Investire nel crowdfunding: come funziona

zz7543Con l’avvento del crowdfunding basato sugli investitori, c’è un modo alternativo per impiegare parte del proprio denaro nell’ottica di una diversificazione del portafoglio, sfruttando il fatto che piccole imprese e start-up possono raccogliere capitale da quasi chiunque, attraverso i siti Internet di crowdfuding, i più famosi dei quali sono Kickstarter, Indiegogo, Eppela.

Il crowdfunding funziona così: molte persone pagano piccole somme di denaro per una società o un progetto considerato interessante, ad es. l’idea di una start-up. Come tutti gli investimenti privati, questi sono ad alto rischio. Per soli 1.000 €, un investitore può ottenere un pezzo della torta. In teoria, si può quindi sperare in un grande ritorno economico, ma molte delle aziende sono finanziate assai presto nella loro fase di crescita, essendo start-up, e potrebbero finire per non avere successo.

Il crowdfunding è un termine spesso usato per descrivere anche le raccolte di fondi basate su donazioni o ricompense. In questi casi, i sostenitori ricevono delle ricompense (ad esempio biglietti per uno spettacolo o un credito per un film o un sito web) o semplicemente fanno donazioni per le persone che necessitano di beneficenza. Questo tipo di raccolta fondi è legale, tuttavia non è coperto dalle leggi sui mercati finanziari.

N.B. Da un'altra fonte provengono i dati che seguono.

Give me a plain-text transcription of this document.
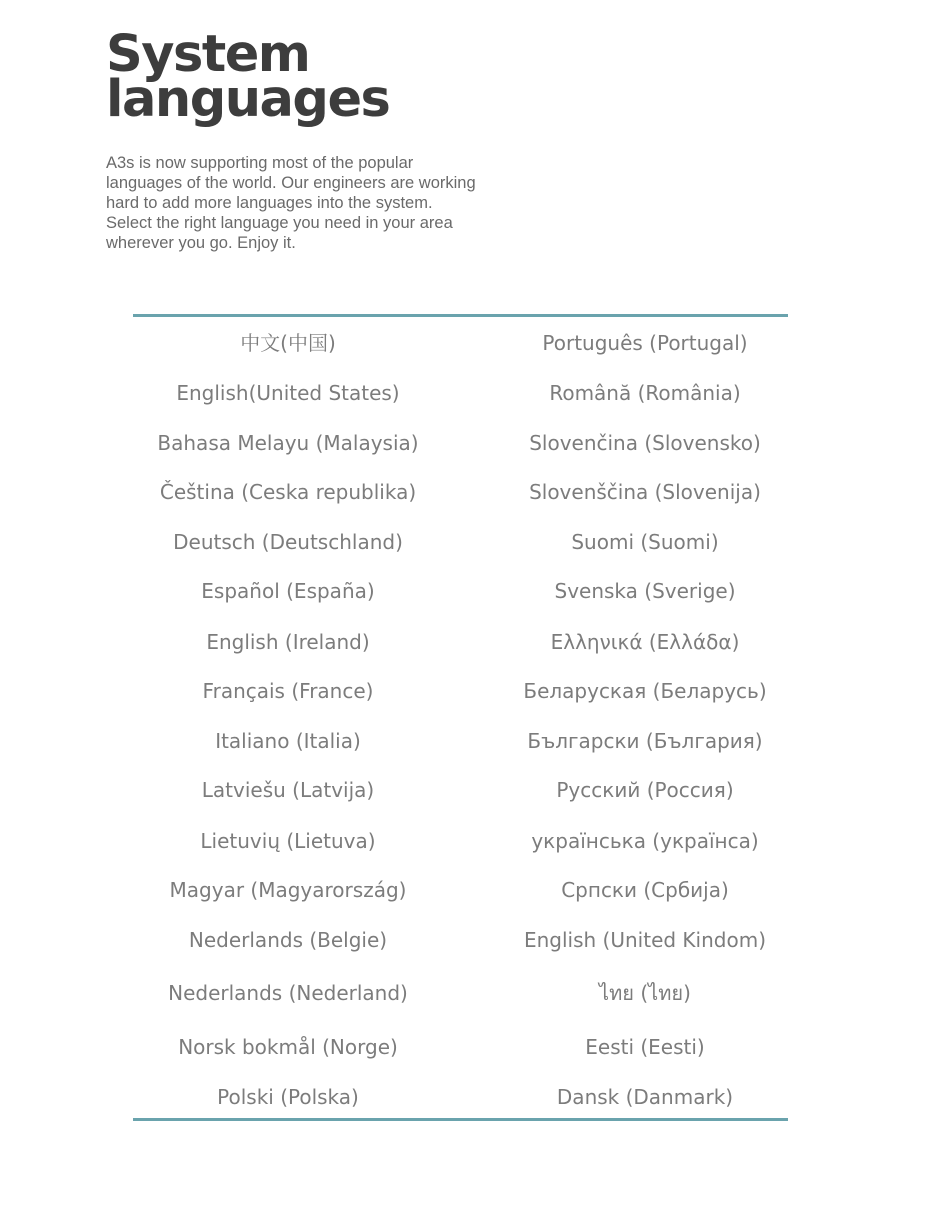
System
languages

A3s is now supporting most of the popular languages of the world. Our engineers are working hard to add more languages into the system. Select the right language you need in your area wherever you go. Enjoy it.

中文(中国)
English(United States)
Bahasa Melayu (Malaysia)
Čeština (Ceska republika)
Deutsch (Deutschland)
Español (España)
English (Ireland)
Français (France)
Italiano (Italia)
Latviešu (Latvija)
Lietuvių (Lietuva)
Magyar (Magyarország)
Nederlands (Belgie)
Nederlands (Nederland)
Norsk bokmål (Norge)
Polski (Polska)
Português (Portugal)
Română (România)
Slovenčina (Slovensko)
Slovenščina (Slovenija)
Suomi (Suomi)
Svenska (Sverige)
Ελληνικά (Ελλάδα)
Беларуская (Беларусь)
Български (България)
Русский (Россия)
українська (українса)
Српски (Србија)
English (United Kindom)
ไทย (ไทย)
Eesti (Eesti)
Dansk (Danmark)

La principale preoccupazione per il crowdfunding è che non è uno strumento sofisticato, per cui gli investitori non accreditati non possono capire il vero rischio di investire in aziende in fase iniziale: la maggior parte di tali aziende non raggiungono il livello di successo sperato. Né selezionare le aziende che sperano di attirare il vostro denaro risulta facile per un non esperto del settore.

Inoltre, gli imprenditori finanziati da un sacco di piccoli investitori sono meno seguiti, e ricevono una guida meno preziosa di quella ricevuta da pochi investitori più grandi. I fondatori della start-up finanziata potrebbero quindi svolgere la propria attività con meno disciplina rispetto alle attese dei finanziatori. Perciò, prima di investire in questo mercato occorre comprendere bene pro e contro.

Per investire in start-up in modo intelligente: (1) assicuratevi che siano start-up  pre-controllate; (2) diversificate il portafoglio investendo in un certo numero di società; (3) investite in società che possano essere in grado di aggiungere valore; (4) investite in ciò di cui ne capite. Scegliete, inoltre, di finanziare i progetti che sono trasparenti, preferibilmente con un buon track record di successo o quanto meno di mantenere le promesse fatte in precedenza.

In realtà, la vera ricompensa per chi investe nel crowdfunding su start-up innovative non è finanziaria: è l’opportunità di partecipare. Aiutare un imprenditore a realizzare i propri sogni, ed essere parte di una società che cambia la sua industria – o forse anche il mondo – è di per sé molto eccitante e gratificante. Tutti dovrebbero avere la libertà di fare la differenza con il proprio denaro.